Given a sequence of random variables $(Z_t)_{t\in\mathbb{Z}}$ defined as $Z_t = \cos(tu)$ where $u \sim \text{Uniform}(0,2\pi)$. I want to calculate the mean, covariance and variance to show that this is a White noise process which is not strictly stationary. I have calculated the mean and variance in the following way: The cumulative dist function is given by $$ F_{Z_t}(z) = P(Z_t \leq z) = P(\cos(tu) \leq z) = \frac{\cos^{-1}(z)}{2\pi t}. $$ Then the density is given by $f_{z_t}(z) = \frac{1}{2 \pi t \sqrt{1-z^2}}$ by using the derivate of the arccos. Thus for the mean we get \begin{align} EZ_t &= \int^1_{-1} z f_{Z_t}(z)dz = \frac{1}{2 \pi t} \int^1_{-1} \frac{z}{\sqrt{1-z^2}}dz\\ &= -\frac{1}{2(2 \pi t)} \int^1_{-1} -\frac{2z}{\sqrt{1-z^2}}dz = -\frac{1}{2(2 \pi t)} \left[\sqrt{1-z^2}\right]^1_{-1} = 0. \end{align}
Now for the variance I already know that it should be $\text{Var}(Z_t)=\frac{1}{2}$. But I get the following: \begin{align} \text{Var}(Z_t) &= EZ_t^2 = \int_{-1}^1 z^2 f_{Z_t}(z)dz = \int_{-1}^1 \frac{z^2}{2\pi t \sqrt{1-z^2}}dz \\ &= \frac{1}{2\pi t} \int^1_{-1} \frac{z^2}{\sqrt{1-z^2}}dz = \frac{1}{4t} \end{align} As $\int^1_{-1} \frac{z^2}{\sqrt{1-z^2}}dz = \frac{\pi}{2}$. Where am I going wrong and how does it get independent of $t$?

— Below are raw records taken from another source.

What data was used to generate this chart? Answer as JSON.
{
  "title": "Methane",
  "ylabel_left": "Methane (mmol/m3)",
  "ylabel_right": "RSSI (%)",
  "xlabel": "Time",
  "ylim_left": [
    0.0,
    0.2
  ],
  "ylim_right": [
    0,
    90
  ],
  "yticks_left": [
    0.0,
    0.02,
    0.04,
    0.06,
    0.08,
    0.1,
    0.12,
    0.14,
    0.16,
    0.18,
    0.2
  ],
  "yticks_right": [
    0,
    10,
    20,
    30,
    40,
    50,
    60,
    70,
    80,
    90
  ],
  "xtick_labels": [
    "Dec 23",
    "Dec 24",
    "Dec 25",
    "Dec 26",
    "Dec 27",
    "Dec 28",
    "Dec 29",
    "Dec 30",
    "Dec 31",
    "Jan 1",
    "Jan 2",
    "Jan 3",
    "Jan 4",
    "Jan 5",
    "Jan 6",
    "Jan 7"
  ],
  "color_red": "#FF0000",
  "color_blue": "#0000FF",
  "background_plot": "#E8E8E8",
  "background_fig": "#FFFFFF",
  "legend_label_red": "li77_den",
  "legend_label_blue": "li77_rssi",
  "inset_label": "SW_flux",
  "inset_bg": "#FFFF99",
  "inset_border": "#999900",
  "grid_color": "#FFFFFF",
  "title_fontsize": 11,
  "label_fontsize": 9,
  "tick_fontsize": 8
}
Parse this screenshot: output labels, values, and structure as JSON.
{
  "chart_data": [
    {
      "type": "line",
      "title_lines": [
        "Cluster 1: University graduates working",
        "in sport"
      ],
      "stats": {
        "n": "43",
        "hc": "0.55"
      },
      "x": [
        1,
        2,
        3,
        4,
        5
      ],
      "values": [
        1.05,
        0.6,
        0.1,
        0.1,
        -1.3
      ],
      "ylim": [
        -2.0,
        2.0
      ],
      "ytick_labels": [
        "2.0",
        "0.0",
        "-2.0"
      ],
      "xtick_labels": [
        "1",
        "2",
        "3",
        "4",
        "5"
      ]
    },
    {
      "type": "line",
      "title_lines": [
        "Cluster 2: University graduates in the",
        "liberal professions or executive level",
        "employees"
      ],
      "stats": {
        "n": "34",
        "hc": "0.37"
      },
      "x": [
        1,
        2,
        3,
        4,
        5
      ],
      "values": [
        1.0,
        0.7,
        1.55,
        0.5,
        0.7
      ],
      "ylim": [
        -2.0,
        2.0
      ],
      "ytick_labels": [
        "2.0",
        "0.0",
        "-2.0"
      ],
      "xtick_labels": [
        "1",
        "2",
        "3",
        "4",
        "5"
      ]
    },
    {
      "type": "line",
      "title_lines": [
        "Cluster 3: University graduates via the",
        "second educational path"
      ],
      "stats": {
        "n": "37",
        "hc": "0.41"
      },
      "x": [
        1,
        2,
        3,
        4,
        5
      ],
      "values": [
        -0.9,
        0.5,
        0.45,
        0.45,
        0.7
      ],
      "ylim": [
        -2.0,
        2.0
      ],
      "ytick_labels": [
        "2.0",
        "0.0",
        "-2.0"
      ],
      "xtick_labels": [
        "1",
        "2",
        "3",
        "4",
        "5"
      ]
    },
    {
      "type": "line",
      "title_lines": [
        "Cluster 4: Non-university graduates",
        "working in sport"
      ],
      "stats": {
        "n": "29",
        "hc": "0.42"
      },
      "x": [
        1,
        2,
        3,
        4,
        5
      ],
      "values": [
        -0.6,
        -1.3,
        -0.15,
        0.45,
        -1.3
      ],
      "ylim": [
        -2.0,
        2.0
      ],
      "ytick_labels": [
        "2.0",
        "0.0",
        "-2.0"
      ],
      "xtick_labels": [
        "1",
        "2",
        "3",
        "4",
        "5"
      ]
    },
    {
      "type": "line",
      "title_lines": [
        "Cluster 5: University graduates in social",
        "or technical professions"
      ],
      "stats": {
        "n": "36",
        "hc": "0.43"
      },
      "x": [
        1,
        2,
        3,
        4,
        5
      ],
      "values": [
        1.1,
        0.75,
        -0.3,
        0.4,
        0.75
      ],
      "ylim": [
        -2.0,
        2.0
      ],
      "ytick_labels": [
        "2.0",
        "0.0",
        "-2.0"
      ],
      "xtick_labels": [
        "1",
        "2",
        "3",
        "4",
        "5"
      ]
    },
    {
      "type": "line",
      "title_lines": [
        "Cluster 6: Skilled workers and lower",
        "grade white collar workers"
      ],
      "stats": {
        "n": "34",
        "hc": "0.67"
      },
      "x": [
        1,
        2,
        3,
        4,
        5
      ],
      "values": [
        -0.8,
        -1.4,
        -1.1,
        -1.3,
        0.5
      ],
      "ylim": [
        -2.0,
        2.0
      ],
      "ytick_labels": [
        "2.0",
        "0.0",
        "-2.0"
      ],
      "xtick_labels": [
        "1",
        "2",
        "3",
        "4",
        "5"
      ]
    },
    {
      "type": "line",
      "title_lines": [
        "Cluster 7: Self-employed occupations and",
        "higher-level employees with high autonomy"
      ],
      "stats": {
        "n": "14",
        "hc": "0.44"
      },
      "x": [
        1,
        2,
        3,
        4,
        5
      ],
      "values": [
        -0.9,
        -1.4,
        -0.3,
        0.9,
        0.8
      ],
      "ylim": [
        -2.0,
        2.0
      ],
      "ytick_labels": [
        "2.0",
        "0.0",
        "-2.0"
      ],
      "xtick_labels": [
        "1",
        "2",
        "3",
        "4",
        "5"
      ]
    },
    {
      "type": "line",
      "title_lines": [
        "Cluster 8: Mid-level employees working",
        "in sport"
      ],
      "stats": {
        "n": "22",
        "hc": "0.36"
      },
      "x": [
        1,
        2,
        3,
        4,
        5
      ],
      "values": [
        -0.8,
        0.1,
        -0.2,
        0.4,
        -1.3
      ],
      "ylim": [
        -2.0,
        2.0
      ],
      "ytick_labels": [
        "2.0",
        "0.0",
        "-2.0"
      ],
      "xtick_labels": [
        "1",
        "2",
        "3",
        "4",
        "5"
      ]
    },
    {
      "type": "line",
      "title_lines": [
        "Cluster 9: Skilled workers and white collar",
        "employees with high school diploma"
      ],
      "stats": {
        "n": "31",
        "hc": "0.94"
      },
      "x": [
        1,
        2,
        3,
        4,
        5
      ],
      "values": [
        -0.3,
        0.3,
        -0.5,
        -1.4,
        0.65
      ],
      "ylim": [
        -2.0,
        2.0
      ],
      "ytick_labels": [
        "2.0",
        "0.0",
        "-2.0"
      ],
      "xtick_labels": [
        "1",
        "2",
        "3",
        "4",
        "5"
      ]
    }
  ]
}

Is there any easy way to derive the covariance for some $Z_t$ and $Z_j$ with $t\neq j$? Thanks for any help.
I think that your mistake is that the cosine is not invertible in $(0,2\pi)$ so that your density formula is wrong. Anyway, your problem can be solved a lot easier:
Let $U \sim U[0,2\pi]$, then it follows:
$$ \mathbb E [Z_t] = \mathbb E[\cos(tU)] = \frac{1}{2\pi}\int_0^{2\pi} cos(tu) du =0 $$
$$ \begin{aligned} \mathbb E[Z_t^2] &= \mathbb E[\cos^2(tU)] = \frac{1}{2\pi}\int_0^{2\pi} \cos^2(tu) du \\ &= \frac{1}{2\pi}\int_0^{2\pi} \frac{1 + \cos(2tu)}{2} du \\ &= \frac{1}{2\pi}\int_0^{2\pi} \frac{1}{2}du = \frac{1}{2} \end{aligned} $$
Finally for $t \neq s$:
$$ E[Z_t Z_s] = \mathbb E[\cos(tU)\cos(sU)] = \frac{1}{2\pi}\int_0^{2\pi} \cos(tu)\cos(su) du =0 $$
The final equality can be shown e.g. by two repeated applications of partial integration.